Last year I discovered a map that shows the locations of brutalist architecture in Toronto. I know that brutalist architecture is not this week’s topic, but when I found that map, I also discovered the company published a map of ‘Great Trees of New York City.’

https://bluecrowmedia.com/products/great-trees-of-new-york-map#:~:text=The%20Great%20Trees%20of%20New,Camperdown%20elm%20in%20Prospect%20Park

I’m not entirely sure we here in urban Toronto treat trees with the respect they deserve. At least, we haven’t in the past.

When we moved onto the street we live on, about 18 years ago, half the trees on our side of the street were dying, trapped in concrete containers. Many of the trees were replaced in 2009, and are doing considerably better, though the one outside our house bears the initials of a bored young man who was doing house repairs (oh, the irony). Gradually, our canopy is growing, and I hope that decades from now people can tour these venerable trees. Everything starts young.

One of the oldest trees in the city is a red oak, some 250 years of age, and a survivor of logging, clearance for agriculture and the building of a suburban neighbourhood in the early 1960s. The owners of the property on which it resides tried to remove the tree a couple of years ago as it was damaging the house foundation, and the city ended up buying the property to save the tree (a fundraising campaign raised half the money), and created a parkette. Score one for the trees.

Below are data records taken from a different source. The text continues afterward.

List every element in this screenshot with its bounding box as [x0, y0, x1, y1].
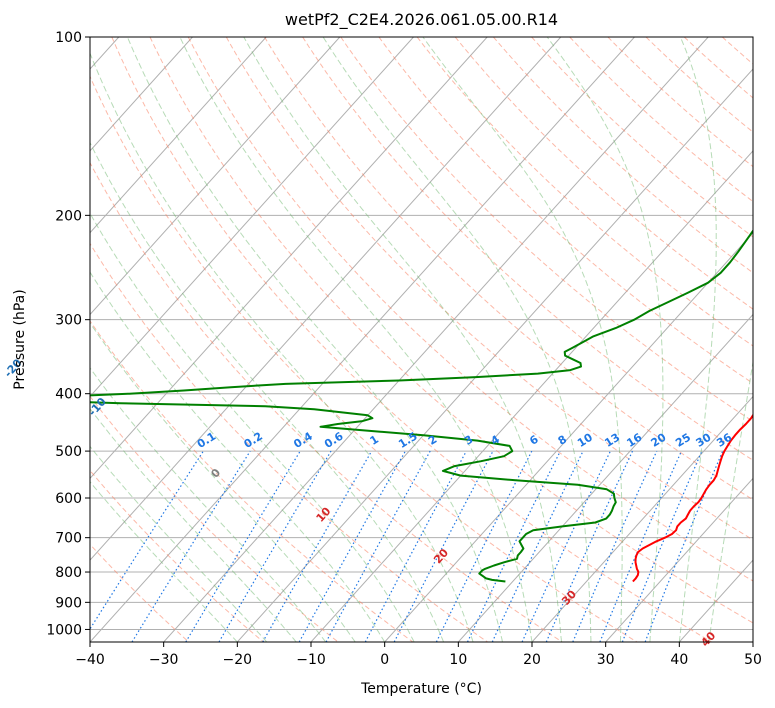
moist-adiabat — [90, 141, 445, 642]
y-tick-label: 200 — [55, 208, 82, 224]
mixing-ratio-line — [545, 450, 634, 642]
x-tick-label: −40 — [75, 652, 105, 668]
mixing-ratio-line — [621, 450, 703, 642]
dry-adiabat — [90, 161, 563, 642]
plot-frame — [89, 36, 754, 643]
moist-adiabat — [243, 37, 562, 642]
moist-adiabat — [322, 37, 592, 642]
dry-adiabat — [111, 37, 712, 642]
moist-adiabat — [678, 37, 717, 642]
isotherm — [384, 232, 753, 642]
moist-adiabat — [90, 407, 297, 642]
dry-adiabat — [187, 37, 753, 582]
isotherm — [310, 150, 753, 642]
mixing-ratio-line — [90, 450, 204, 631]
isotherm — [90, 37, 562, 561]
x-tick-label: −20 — [223, 652, 253, 668]
y-tick-label: 400 — [55, 387, 82, 403]
y-tick-label: 500 — [55, 444, 82, 460]
y-tick-label: 100 — [55, 30, 82, 46]
y-tick-label: 1000 — [46, 622, 82, 638]
chart-title: wetPf2_C2E4.2026.061.05.00.R14 — [285, 10, 558, 30]
dry-adiabat — [264, 37, 753, 501]
x-tick-label: 30 — [597, 652, 615, 668]
plot-lines — [90, 37, 753, 642]
dry-adiabat — [90, 395, 339, 642]
x-tick-label: 10 — [449, 652, 467, 668]
moist-adiabat — [90, 445, 268, 642]
dry-adiabat — [340, 37, 753, 423]
mixing-ratio-line — [364, 450, 467, 642]
dry-adiabat — [90, 242, 488, 642]
x-tick-label: 50 — [744, 652, 762, 668]
dry-adiabat — [569, 37, 753, 203]
isotherm — [90, 37, 488, 480]
moist-adiabat — [708, 359, 753, 642]
mixing-ratio-line — [435, 450, 533, 642]
y-tick-label: 900 — [55, 595, 82, 611]
isotherm — [90, 37, 414, 398]
y-tick-label: 300 — [55, 313, 82, 329]
dry-adiabat — [454, 37, 753, 310]
dewpoint-profile-line — [90, 229, 753, 583]
isotherm — [531, 395, 753, 642]
moist-adiabat — [546, 37, 664, 642]
temperature-profile-line — [632, 413, 753, 583]
dry-adiabat — [225, 37, 753, 541]
y-tick-label: 800 — [55, 565, 82, 581]
y-tick-label: 600 — [55, 491, 82, 507]
mixing-ratio-line — [599, 450, 682, 642]
mixing-ratio-line — [325, 450, 431, 642]
isotherm — [163, 37, 709, 642]
moist-adiabat — [90, 271, 386, 642]
moist-adiabat — [422, 37, 623, 642]
isotherm — [90, 37, 267, 234]
moist-adiabat — [90, 481, 238, 642]
moist-adiabat — [90, 212, 415, 642]
moist-adiabat — [126, 37, 503, 642]
y-tick-label: 700 — [55, 531, 82, 547]
mixing-ratio-line — [298, 450, 406, 642]
dry-adiabat — [607, 37, 753, 168]
moist-adiabat — [90, 322, 356, 642]
dry-adiabat — [149, 37, 753, 624]
mixing-ratio-line — [644, 450, 724, 642]
dry-adiabat — [493, 37, 753, 274]
isotherm — [90, 37, 341, 316]
mixing-ratio-line — [572, 450, 658, 642]
y-axis: 100 200 300 400 500 600 700 800 900 1000 — [46, 30, 90, 638]
x-tick-label: 20 — [523, 652, 541, 668]
dry-adiabat — [302, 37, 753, 461]
mixing-ratio-line — [131, 450, 251, 642]
x-tick-label: −30 — [149, 652, 179, 668]
x-axis-label: Temperature (°C) — [360, 681, 482, 697]
moist-adiabat — [90, 51, 474, 642]
x-tick-label: −10 — [296, 652, 326, 668]
x-axis: −40 −30 −20 −10 0 10 20 30 40 50 — [75, 642, 762, 668]
isotherm — [90, 37, 193, 152]
x-tick-label: 40 — [670, 652, 688, 668]
y-axis-label: Pressure (hPa) — [12, 289, 28, 389]
moist-adiabat — [90, 367, 327, 642]
isotherm — [90, 37, 635, 642]
isotherm — [236, 68, 753, 642]
dry-adiabat — [378, 37, 753, 385]
dry-adiabat — [90, 320, 414, 642]
moist-adiabat — [179, 37, 533, 642]
x-tick-label: 0 — [380, 652, 389, 668]
isotherm — [605, 477, 753, 642]
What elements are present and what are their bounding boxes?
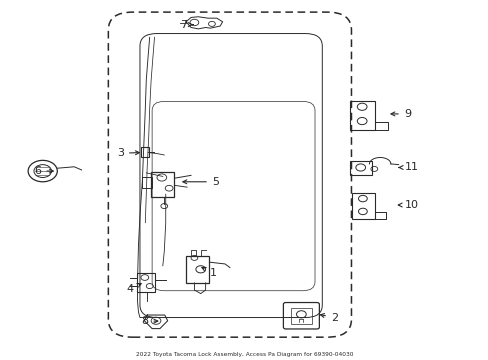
Bar <box>141 148 149 157</box>
Bar <box>151 172 174 197</box>
Text: 6: 6 <box>34 166 53 176</box>
Text: 8: 8 <box>141 316 158 326</box>
Text: 9: 9 <box>390 109 410 119</box>
Bar <box>186 256 209 283</box>
Text: 2022 Toyota Tacoma Lock Assembly, Access Pa Diagram for 69390-04030: 2022 Toyota Tacoma Lock Assembly, Access… <box>136 352 352 357</box>
Bar <box>290 308 311 324</box>
Bar <box>349 161 371 175</box>
Bar <box>136 273 155 292</box>
Text: 11: 11 <box>398 162 418 172</box>
Text: 4: 4 <box>126 284 141 294</box>
Bar <box>142 177 152 188</box>
Text: 1: 1 <box>202 267 216 278</box>
Text: 2: 2 <box>320 312 337 323</box>
Text: 10: 10 <box>397 200 418 210</box>
Text: 3: 3 <box>117 148 139 158</box>
Text: 5: 5 <box>183 177 218 187</box>
Text: 7: 7 <box>180 19 193 30</box>
Bar <box>351 193 374 220</box>
Bar <box>349 101 374 130</box>
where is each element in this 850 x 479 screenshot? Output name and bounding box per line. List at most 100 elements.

Our neighbourhood cemetery, where we often walk in the morning, is home to a diverse collection of trees, presumably added as memorials for loved ones. One of my favourites is near the entrance. I think it’s a beech, and it’s bark reminds me of the skin an elephant. It has a weight, a gravity and a sense of permanence, much like the headstones and memorials at the Necropolis, though far more interesting to view..

https://www.instagram.com/p/CZMi0FOO8XO/

I’ve joked in past that my knowledge of the natural world can be divided into awareness of ‘tree’ and ‘not a tree.’ That’s not entirely true, and through a drawing class I’m taking, I was loaned a 1950s textbook that shows how to draw different species of trees. For me, it’s a different way of paying attention to trees. I think my hand-drawn trees will bring me closer to really appreciating them as individual.